You began your adventures in reading to escape the banality of boredom and what would reveal itself to you as the banality of text books. The closest you had to a living hero was Richard E. Byrd, whom you always heard referred to by his naval title of admiral.
Only reading gave you the sensual equivalent of the clash of swords, the war whoop of Indians, stealing horses from the Spanish, the thrum of a bow string as it sent an arrow forth against some wretched enemy on some distant battle field. Admiral Byrd seemed to go pretty much where he wanted, when he wished to do so.
The fact of his being a descendant of a slave owning Virginia family did not present itself to you until your college years, where reading took on greater nuances than the sounds of adventure stories.
Reading was getting you up to speed from the sensual to the nuanced toward the layered and braided strands of the life surrounding all the clashing and thrumming and self-directing admirals discovering things about the South Pole. It was not lost on you that William Faulkner had won the Nobel Prize for Literature in 1949 and that you were struggling to get some sense of his work, but you needed time well beyond the university to make sense of him and to feel yourself challenged by some of the comments he'd made in his acceptance speech.

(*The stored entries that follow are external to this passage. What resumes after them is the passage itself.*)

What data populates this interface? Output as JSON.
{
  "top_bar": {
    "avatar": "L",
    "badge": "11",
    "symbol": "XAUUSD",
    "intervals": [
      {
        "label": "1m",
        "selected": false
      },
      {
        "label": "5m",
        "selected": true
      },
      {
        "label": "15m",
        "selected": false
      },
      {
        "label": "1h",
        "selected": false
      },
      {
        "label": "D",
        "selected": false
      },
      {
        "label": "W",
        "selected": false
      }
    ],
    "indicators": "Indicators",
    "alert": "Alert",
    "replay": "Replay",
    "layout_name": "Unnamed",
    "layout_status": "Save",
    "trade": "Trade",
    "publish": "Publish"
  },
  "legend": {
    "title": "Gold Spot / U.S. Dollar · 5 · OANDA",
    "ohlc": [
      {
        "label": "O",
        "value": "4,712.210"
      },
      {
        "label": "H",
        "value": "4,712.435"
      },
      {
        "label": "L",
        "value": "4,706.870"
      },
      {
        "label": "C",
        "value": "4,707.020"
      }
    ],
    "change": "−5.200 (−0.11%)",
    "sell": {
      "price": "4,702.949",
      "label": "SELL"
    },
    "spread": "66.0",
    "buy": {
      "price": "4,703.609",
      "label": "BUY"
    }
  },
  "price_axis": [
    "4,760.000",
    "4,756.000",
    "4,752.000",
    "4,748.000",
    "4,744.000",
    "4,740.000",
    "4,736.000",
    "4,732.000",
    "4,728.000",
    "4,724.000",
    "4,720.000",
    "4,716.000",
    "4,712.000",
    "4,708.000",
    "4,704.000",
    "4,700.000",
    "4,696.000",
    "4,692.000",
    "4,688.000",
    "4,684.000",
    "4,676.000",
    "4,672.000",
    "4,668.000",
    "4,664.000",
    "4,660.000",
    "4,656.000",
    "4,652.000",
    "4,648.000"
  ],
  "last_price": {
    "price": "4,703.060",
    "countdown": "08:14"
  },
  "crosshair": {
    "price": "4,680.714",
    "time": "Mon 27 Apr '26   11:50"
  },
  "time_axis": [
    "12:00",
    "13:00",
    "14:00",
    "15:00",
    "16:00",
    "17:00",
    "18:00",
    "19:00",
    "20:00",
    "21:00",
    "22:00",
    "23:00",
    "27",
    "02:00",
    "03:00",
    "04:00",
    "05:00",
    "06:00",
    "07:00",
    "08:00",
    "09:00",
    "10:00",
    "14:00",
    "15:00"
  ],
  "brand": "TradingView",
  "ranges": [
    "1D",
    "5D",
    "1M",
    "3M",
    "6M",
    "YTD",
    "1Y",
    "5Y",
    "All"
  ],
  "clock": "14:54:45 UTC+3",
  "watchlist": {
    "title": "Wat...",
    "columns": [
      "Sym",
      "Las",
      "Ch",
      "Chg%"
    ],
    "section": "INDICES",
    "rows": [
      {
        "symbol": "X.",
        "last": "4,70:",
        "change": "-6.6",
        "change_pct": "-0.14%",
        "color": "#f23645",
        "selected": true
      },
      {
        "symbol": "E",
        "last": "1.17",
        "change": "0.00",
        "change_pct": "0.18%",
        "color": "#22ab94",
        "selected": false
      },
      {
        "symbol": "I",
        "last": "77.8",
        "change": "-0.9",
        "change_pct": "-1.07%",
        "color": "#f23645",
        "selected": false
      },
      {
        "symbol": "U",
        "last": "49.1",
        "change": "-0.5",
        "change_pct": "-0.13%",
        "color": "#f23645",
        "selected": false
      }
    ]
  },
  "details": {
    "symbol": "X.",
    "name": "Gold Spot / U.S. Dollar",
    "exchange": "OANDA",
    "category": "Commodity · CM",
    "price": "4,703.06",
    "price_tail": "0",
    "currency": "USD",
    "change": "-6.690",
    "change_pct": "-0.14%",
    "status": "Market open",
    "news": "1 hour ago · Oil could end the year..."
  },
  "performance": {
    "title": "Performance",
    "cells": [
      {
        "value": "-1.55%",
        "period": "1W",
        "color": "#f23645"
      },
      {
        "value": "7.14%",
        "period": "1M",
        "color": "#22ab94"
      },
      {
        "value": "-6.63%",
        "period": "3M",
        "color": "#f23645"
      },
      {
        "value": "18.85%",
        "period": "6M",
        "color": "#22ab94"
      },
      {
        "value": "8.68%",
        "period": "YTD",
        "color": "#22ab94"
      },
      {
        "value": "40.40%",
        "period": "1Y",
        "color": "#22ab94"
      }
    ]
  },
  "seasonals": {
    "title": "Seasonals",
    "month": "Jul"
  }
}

Reading that speech was not the first time you'd felt as though you'd been thrown from a horse. This is an important metaphor because you'd ridden horses to a considerable degree by then. Although you were by no means a gifted or even comfortable rider, neither were you a poor rider, nor had you ever been thrown from a horse.
By the time you'd read Faulkner's speech and were thrown by the implications of his vision of fiction--"the anguish of moral choice"--you'd read enough Westerns and had even tried to write a few. In your imagination, you'd been thrown from any number of horses, roans, duns, Arabians, quarter horses, Appaloosas, you name it.
By the time you were thrown from your imaginary horse by Faulkner, you'd been thrown by a significant number of other writers, including writers you would not think of having that effect on you. Katharine Mansfield. Willa Cather. Marianne Evans, AKA George Eliot.
Here you are now, in the midst of a booklength project on the hundred novels you regard as having had significant and lasting effects on your writing life, and you are aware of falling off of horses. The implications are impressive and daunting. To convey the sense of the effect on you these novels had, you must yourself relive the being unseated, the surprise that horse or novel could do this to you, and the added sense of surprise when you felt yourself being separated from your mount, that fragile, helpless moment of being airborne, followed by the sense of you meeting the ground with the weight of a falling body.
Over the years, you've learned a few things about horses that relate to you, in particular, as a potential rider. Some of your high school and early college years were spent learning about thoroughbred horses, being ridden by trained jockeys, how these horses had fared in relationship to other horses in contests of speed and endurance.
Over the years, you've learned a few things about novels, in particular as they relate to you, how they are likely to hold up in various competitions with other types of novels, written by a variety of writers. You've looked with passion and its lack at attempts of yours, and the attempts of others to write novels.
In the strange, wonderful ways in which events and goals from the past have consequences that circle back in time, you understand that you were reading in earlier times with the hopes of some momentous event that would unseat you from your perch.
The adventure and escape you from the banality of boredom and textbooks remains with you as you select a book from a display at a bookstore or, in fact, as you thumb through the pages of something you've written, looking for the true place where it begins--the place that knocks you from your perch, then sends you flailing like Wile E. Coyote, when he realizes he's overrun the edge of the mesa. Now, he has nowhere to go but that long spiral downward to impact.